NAIROBI, 29 janvier (Xinhua) -- Les
parties rivales au Kenya ont lancé mardi un appel à la fin des violences
qui ont déjà fait plus de 800 morts et des milliers de déplacés dans le
pays.
Le président Mwai Kibaki et le chef de l'opposition
Raila Odinga ont affirmé leur engagement dans ces négociations, lancées
sous l'égide d'une équipe de médiateurs de l'Union africaine à
Nairobi.
(Photo: Xinhua)
"Je rappelle l'esprit de nationalisme et d'unité qui
a inspiré la fondation de notre nation le jour de son indépendance en
1963. Je me sens profondément attristé de voir les Kenyans s'affronter
violemment entre eux sur des sujets qui peuvent être discutés et
résolus pacifiquement par le dialogue", a dit Kibaki dans son
discours.
"J'appelle chacun d'entre nous à se rappeller que
nous n'avons qu'un seul pays appelé Kenya. Nous devons tous jouer notre
rôle pour sauvegarder la nation", a-t-il ajouté.

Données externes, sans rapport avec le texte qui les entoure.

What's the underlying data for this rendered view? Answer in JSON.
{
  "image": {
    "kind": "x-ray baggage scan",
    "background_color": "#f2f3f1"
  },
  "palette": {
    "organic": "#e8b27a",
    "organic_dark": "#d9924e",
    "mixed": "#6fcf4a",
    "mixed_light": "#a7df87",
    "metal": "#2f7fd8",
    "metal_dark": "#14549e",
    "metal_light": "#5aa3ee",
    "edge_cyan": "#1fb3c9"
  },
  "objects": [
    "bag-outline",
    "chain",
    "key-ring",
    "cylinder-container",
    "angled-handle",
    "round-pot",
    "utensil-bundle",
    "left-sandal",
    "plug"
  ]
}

Le président kenyan, accusé d'avoir "truqué" les
élections de décembre, a déclaré que le processus ne vise pas que des
actions immédiates pour restaurer la paix dans le pays mais aussi des
solutions à long terme aux problèmes de fond qui ont créé cette
situation.
Kibaki a fermement condamné les violences et promis
de punir les fauteurs de troubles.
(Photo: Xinhua)
Le président de 76 ans, dont la réélection a suscité
une violente contestation dans le pays, a dit son soutien au
" processus de dialogue national", au dispositif policier et à l'aide
financière aux victims des violences.
"Je suis toujours totalement engagé pour la
réconciliation nationale", a affirmé Kibaki ajoutant "en tant que
dirigeants, nous avons la responsabilité de promouvoir la paix".
L'ancien chef de l'ONU Kofi Annan, médiateur dans
ces négociations, a demandé la fin des violences pour des
négociations rapides.
"Il n'y a qu'un Kenya et nous avons tous des
identités multiples, mais j'espère que vous vous voyez avant tout comme
des Kenyans", a déclaré Annan.
Le diplomate a averti que la crise avait un "impact
profond et négatif" sur le pays et il a demandé aux deux dirigeants d'être
sérieux ou de risquer de perdre l'aide internationale.
Annan, déjà impliqué dans des efforts de paix au
Moyen-Orient et au Soudan, a estimé que si les problèmes politiques à
court terme pouvaient être résolus en quatre semaines, les négociations
plus en profondeur pourraient prendre jusqu'à un an.
Ces négociations ont commencé alors que l'assassinat
du député d'opposition Melitus Mugabe mardi matin a suscité une nouvelle
vague de violence dans le pays. Au moins quatre personnes sont
mortes brûlées dans l'incendie volontaire de leur maison.
Pour Odinga, les disparités dans la répartititon des
ressources naturelles, la corruption et une situation ethnique négative
sont à l'origine de la crise politique actuelle au Kenya, auparavant
considéré comme une oasis de paix en Afrique.
Le chef de l'opposition, âgé de 62 ans, a mis
l'accent sur le fait que le résultat "considérablement truqué" des
élections méritait "la plus urgente des attentions".